Reputation: 361
I have a column and I want to repeat it multiple times.
eg for example I want the following column
1
2
3
4
5
to repeat n times and become
1
2
3
4
5
1
2
3
4
5
1
2
3
4
5
1
2
3
4
5
.
.
.
etc
is this possible?
Upvotes: 0
Views: 2924
Reputation: 2841
Here's a portable awk
-based solution to do it using only built in variables with no looping at all :
{m,n,g}awk 'NF += __-(OFS = $-_)^_' RS='^$' FS='^$' ORS= __=3
1 <<<<
2
3
4
1 <<<<
2
3
4
1 <<<<
2
3
4
To repeat each row N times consecutively before the next row, then do
{m,n,g}awk 'NF += __-(OFS = "\n" $-_)^_' FS='^$' __=3
1 <<<<
1 <<<<
1 <<<<
2
2
2
3
3
3
4
4
4
If you wanna duplicate each row horizontally by N times, it's the same concept, slightly different :
{m,n,g}awk 'NF = __ *(OFS = $-_)^_' FS='^$' __=7
10101010101010
11111111111111
12121212121212
13131313131313
14141414141414
15151515151515
16161616161616
17171717171717
18181818181818
19191919191919
You can even make cute numeric pyramids by having the repeat count be based on NR
:
{m,n,g}awk 'NF = NR * (OFS=$-_)^_' FS='^$'
10
1111
121212
13131313
1414141414
151515151515
16161616161616
1717171717171717
181818181818181818
19191919191919191919
2020202020202020202020
So if you ever need 2^25
aka 32^5
copies for ASCII
string of 2^25
itself, then here's a pretty quick (0.45s
) and easy way to get it done with no loops at all :
out9: 256MiB 0:00:00 [ 591MiB/s] [ 591MiB/s] [ <=> ]
( echo 33554432 | mawk2 'NF=(OFS=$-_)^_*$-_' FS='^$'; )
0.30s user 0.10s system 89% cpu 0.454 total
1 268435457
Even if you wanna repeat pretty sizable files, it's reasonably speedy fast : e.g. less than 13 secs
for 9 x
a 1.85 GB
file :
{m,g}awk 'NF += __-(OFS = $-_)^_' RS='^$' FS='^$' ORS= __=9
out9: 16.6GiB 0:00:12 [1.30GiB/s] [1.30GiB/s] [ <=> ]

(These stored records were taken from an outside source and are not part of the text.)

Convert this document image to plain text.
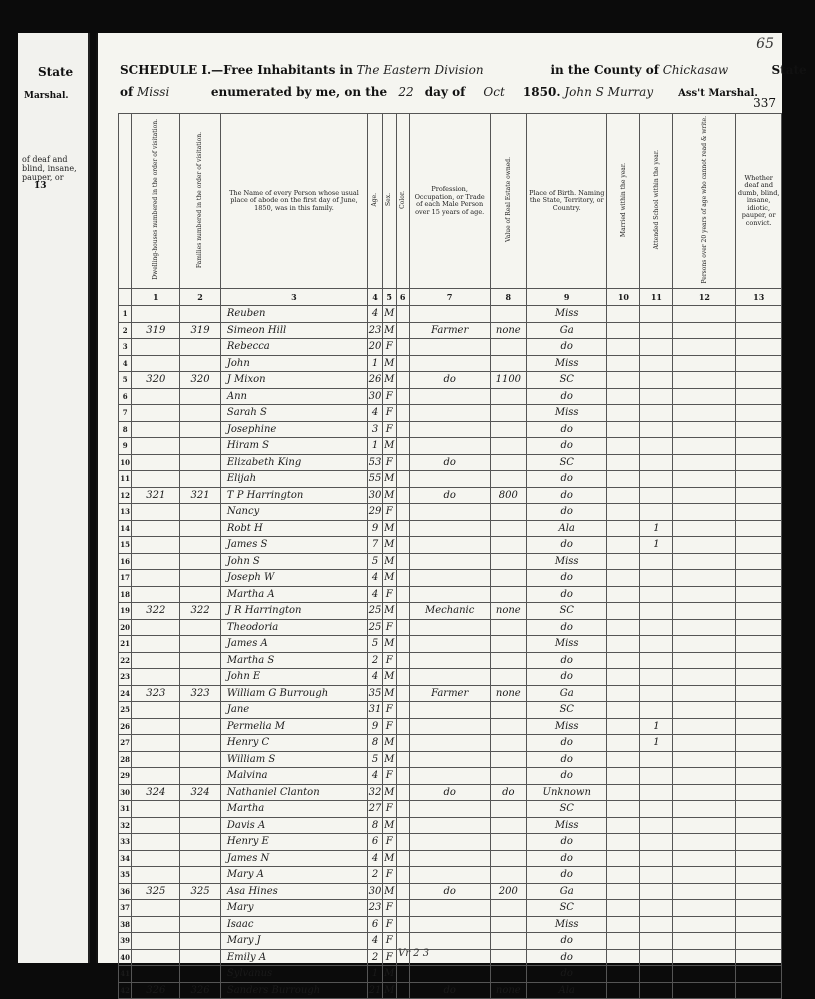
State
Marshal.
of deaf and blind, insane, pauper, or
13
65
SCHEDULE I.—Free Inhabitants in The Eastern Division	in the County of Chickasaw	State
of Missi	enumerated by me, on the 22 day of Oct 1850. John S Murray	Ass't Marshal.
337
	Dwelling-houses numbered in the order of visitation.	Families numbered in the order of visitation.	The Name of every Person whose usual place of abode on the first day of June, 1850, was in this family.	Age.	Sex.	Color.	Profession, Occupation, or Trade of each Male Person over 15 years of age.	Value of Real Estate owned.	Place of Birth. Naming the State, Territory, or Country.	Married within the year.	Attended School within the year.	Persons over 20 years of age who cannot read & write.	Whether deaf and dumb, blind, insane, idiotic, pauper, or convict.
	1	2	3	4	5	6	7	8	9	10	11	12	13
1			Reuben	4	M				Miss				
2	319	319	Simeon Hill	23	M		Farmer	none	Ga				
3			Rebecca	20	F				do				
4			John	1	M				Miss				
5	320	320	J Mixon	26	M		do	1100	SC				
6			Ann	30	F				do				
7			Sarah S	4	F				Miss				
8			Josephine	3	F				do				
9			Hiram S	1	M				do				
10			Elizabeth King	53	F		do		SC				
11			Elijah	55	M				do				
12	321	321	T P Harrington	30	M		do	800	do				
13			Nancy	29	F				do				
14			Robt H	9	M				Ala		1		
15			James S	7	M				do		1		
16			John S	5	M				Miss				
17			Joseph W	4	M				do				
18			Martha A	4	F				do				
19	322	322	J R Harrington	25	M		Mechanic	none	SC				
20			Theodoria	25	F				do				
21			James A	5	M				Miss				
22			Martha S	2	F				do				
23			John E	4	M				do				
24	323	323	William G Burrough	35	M		Farmer	none	Ga				
25			Jane	31	F				SC				
26			Permelia M	9	F				Miss		1		
27			Henry C	8	M				do		1		
28			William S	5	M				do				
29			Malvina	4	F				do				
30	324	324	Nathaniel Clanton	32	M		do	do	Unknown				
31			Martha	27	F				SC				
32			Davis A	8	M				Miss				
33			Henry E	6	F				do				
34			James N	4	M				do				
35			Mary A	2	F				do				
36	325	325	Asa Hines	30	M		do	200	Ga				
37			Mary	23	F				SC				
38			Isaac	6	F				Miss				
39			Mary J	4	F				do				
40			Emily A	2	F				do				
41			Sylvanus	1	M				do				
42	326	326	Sanders Burrough	21	M		do	none	Ala				
Vr 2 3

in0: 1.85GiB 0:00:00 [3.42GiB/s] [3.42GiB/s] [========>] 100%
5.48s user 4.44s system 77% cpu 12.809 total
112448475 17851902237 17851902237
If that's too slow for your needs, perhaps this way is a bit faster :
{m,g}awk '
BEGIN { FS = RS = "^$" }{__=sprintf("%*s",__, OFS = ORS = _)
gsub(".", "\\&", __) } sub(".+",__)' __=9
in0: 1.85GiB 0:00:00 [3.48GiB/s] [3.48GiB/s] [========>] 100%
out9: 16.6GiB 0:00:07 [2.12GiB/s] [2.12GiB/s] [ <=> ]
( pvE 0.1 in0 < "${m3t}" | LC_ALL=C mawk2 -v __=9 ; )
0.72s user 4.34s system 64% cpu 7.855 total
112448475 17851902237 17851902237
Upvotes: 0
Reputation: 203684
awk -v n=7 '{s = s $1 ORS} END{for (i=1;i<=n;i++) printf "%s", s}' file
Set n
to whatever number you like.
Alternatively, with GNU awk:
awk -v n=7 -v RS='\0' -v ORS= 'END{for (i=1;i<=n;i++) print}' file
Upvotes: 2
Reputation: 85815
Replace 3 with any value of n
and $1
with the column you want to print:
$ for i in {1..3}; do awk '{print $1}' file; done
1
2
3
4
5
1
2
3
4
5
1
2
3
4
5
You could do it just with awk
but you would have to store the whole file in memory:
$ awk '{a[NR]=$1}END{for(i=1;i<=3;i++)for(j=1;j<=NR;j++)print a[j]}' file
This is one of those occasions were using the shell constructs actually makes sense.